Vingt ans après la mort de Chrysoloras, le Concile de Florence convoqué pour en arriver à la réunification des Églises chrétiennes d'Orient et d'Occident, allait permettre la plus importante rencontre entre intellectuels italiens et byzantins de cette époque charnière entre Moyen Âge et Renaissance[52]. En novembre 1437, l’empereur et une délégation de quelque 700 personnes incluant le patriarche Joseph II, vingt métropolites, nombre d’évêques, ainsi que des laïcs versés en théologie s’embarquait pour Venise. Parmi eux figurait Georges Gémiste (v. 1355 /1360 — 26 juin 1452) dit Pléthon par analogie avec son idole, Platon. Peu intéressé par les débats théologiques, il passa la plus grande partie de son temps à donner des conférences sur les différences philosophiques entre Platon et Aristote qui fascinèrent les Florentins. Son traité dans lequel il prenait la défense de Platon et fustigeait Aristote souleva une controverse qui continua à Rome bien après le concile et le retour de Pléthon à Mistra où il termina ses jours. Ce fut probablement son activité qui donna à Cosme de Médicis l’idée de fonder l’Académie platonicienne[53],[54].
L’un de ses collègues dans la délégation byzantine était Basilius (Jean) Bessarion (1403-1472) lequel participa au concile avec les pro-unionistes et se convertit au catholicisme romain à la fin du concile. Rejeté par ses compatriotes lors de son retour à Constantinople, il revint à Rome où il avait été fait cardinal et fit venir de Constantinople nombre de manuscrits anciens pour les protéger contre l’invasion turque imminente. Ce sont ces manuscrits qu’utiliseront entre autres Georges de Trébizonde, Théodore Gaza, et peut-être Lorenzo Valla pour traduire et faire connaitre plusieurs auteurs et Pères de l’Église grecque. Sa bibliothèque comprenant 746 manuscrits sera léguée après sa mort à la république de Venise où, avec d’autres, ils formeront le fonds de la Biblioteca Marciana[55].

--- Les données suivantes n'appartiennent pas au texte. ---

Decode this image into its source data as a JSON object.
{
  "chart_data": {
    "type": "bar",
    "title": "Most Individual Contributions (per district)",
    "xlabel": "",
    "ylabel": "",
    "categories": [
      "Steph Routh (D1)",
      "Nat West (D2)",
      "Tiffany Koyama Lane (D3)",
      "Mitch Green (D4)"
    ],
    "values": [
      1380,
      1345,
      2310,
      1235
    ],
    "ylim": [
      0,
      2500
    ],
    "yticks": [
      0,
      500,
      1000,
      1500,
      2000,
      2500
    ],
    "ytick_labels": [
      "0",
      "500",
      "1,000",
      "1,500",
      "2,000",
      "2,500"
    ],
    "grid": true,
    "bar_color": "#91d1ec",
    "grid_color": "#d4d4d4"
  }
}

La prise de Constantinople par les Turcs en 1453 provoqua l’exil non seulement de nombreux intellectuels byzantins professeurs d’universités, mais aussi d’un nombre considérable de personnes travaillant dans leur entourage, comme les copistes ou les traducteurs anonymes, qui jouèrent un rôle, souvent obscur mais néanmoins essentiel, dans la diffusion des textes grecs. De plus, non seulement ces artistes et artisans émigrés apportèrent-ils avec eux nombre de manuscrits inconnus jusque-là en Occident, mais ils corrigeront les textes souvent corrompus qui y étaient déjà parvenus, en particulier à travers diverses versions arabes, et, en faisant appel aux commentateurs d’Aristote et de Platon byzantins et alexandrins, permettront de mieux en comprendre l’esprit originel. Enfin, leur collaboration avec les presses qui prenaient leur essor, donna une nouvelle impulsion à leur enseignement dans diverses universités italiennes [56].